HW01 (14.02) - Introduction, probability ...
1. Read the Todd Schneider Nov 17th 2015 blog post: "Analyzing 1.1 Billion NYC Taxi and Uber Trips, with a Vengeance" http://toddwschneider.com/posts/analyzing-1-1-billion-nyc-taxi-and-uber-trips-with-a-vengeance/
2. Identify and present as a concise list various technical data analysis and visualisation methods used for the above research. Make first a list. And follow that with an extended list with an example sentence or illustration from that analysis.
3. Identify the business value of potential data mining and analysis of the data of this type. Could you estimate the value in $$$ for Uber or NYC if some actions would follow this analysis?
4. We will need to repeat some probability theory. Read the first chapter on Probability theory from MathWiki web-site''' : http://mathwiki.cs.ut.ee/start. We recommend that you solve all the given exercises for training purposes. Play with the simulation of a dice. Explain how the increase of rolling times changes the probability distribution of the dice.
Solve the following tasks from Math wiki, describe it in detail (not just an answer) and make sure you can explain them for the audience:
A company makes computer discs. It tested a random sample of discs from a large batch and found that the probability of any disc being defective is 0,025. Bob buys two discs. Calculated the probability that
- both discs are defective;
- that only one disc is defective.
- The company found 4 defective discs in the sample they tested. How many discs were likely tested?

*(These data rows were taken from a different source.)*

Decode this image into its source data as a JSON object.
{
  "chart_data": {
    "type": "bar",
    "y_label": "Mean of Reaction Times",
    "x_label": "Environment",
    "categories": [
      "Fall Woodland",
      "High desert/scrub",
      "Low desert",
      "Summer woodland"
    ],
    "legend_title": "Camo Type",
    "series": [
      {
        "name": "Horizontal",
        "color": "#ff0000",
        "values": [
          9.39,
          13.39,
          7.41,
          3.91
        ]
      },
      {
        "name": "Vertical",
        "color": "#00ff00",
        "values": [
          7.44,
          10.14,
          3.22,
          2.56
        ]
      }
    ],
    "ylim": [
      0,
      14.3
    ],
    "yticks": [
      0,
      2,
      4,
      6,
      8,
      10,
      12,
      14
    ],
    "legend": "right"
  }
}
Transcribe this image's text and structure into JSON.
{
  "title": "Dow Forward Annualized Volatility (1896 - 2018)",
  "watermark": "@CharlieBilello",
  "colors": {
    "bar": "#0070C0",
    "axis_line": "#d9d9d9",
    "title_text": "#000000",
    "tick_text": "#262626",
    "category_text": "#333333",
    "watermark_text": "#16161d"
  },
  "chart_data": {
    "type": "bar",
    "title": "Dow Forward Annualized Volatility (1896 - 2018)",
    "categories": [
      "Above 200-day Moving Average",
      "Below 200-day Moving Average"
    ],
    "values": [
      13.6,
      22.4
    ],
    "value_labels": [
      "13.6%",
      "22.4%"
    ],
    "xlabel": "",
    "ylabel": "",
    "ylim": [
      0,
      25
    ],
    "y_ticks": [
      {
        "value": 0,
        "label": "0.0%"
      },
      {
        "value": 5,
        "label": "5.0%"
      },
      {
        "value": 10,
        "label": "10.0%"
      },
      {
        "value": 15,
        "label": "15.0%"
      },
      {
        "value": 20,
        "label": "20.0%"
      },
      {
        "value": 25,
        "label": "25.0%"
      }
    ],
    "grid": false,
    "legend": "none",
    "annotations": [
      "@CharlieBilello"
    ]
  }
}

5. At the exam there is 0.8 probability that student has prepared and 0.2 that he has not prepared. Those who are prepared have 0.7 probability of success, those who have not prepared have 0.4 probability of success. What is the probability that randomly selected student will succeed?
6. (Bonus(1p) Run a computational experiment by generating data and simulating tasks from 4 and 5. Report your findings. Prove computationally that theory holds.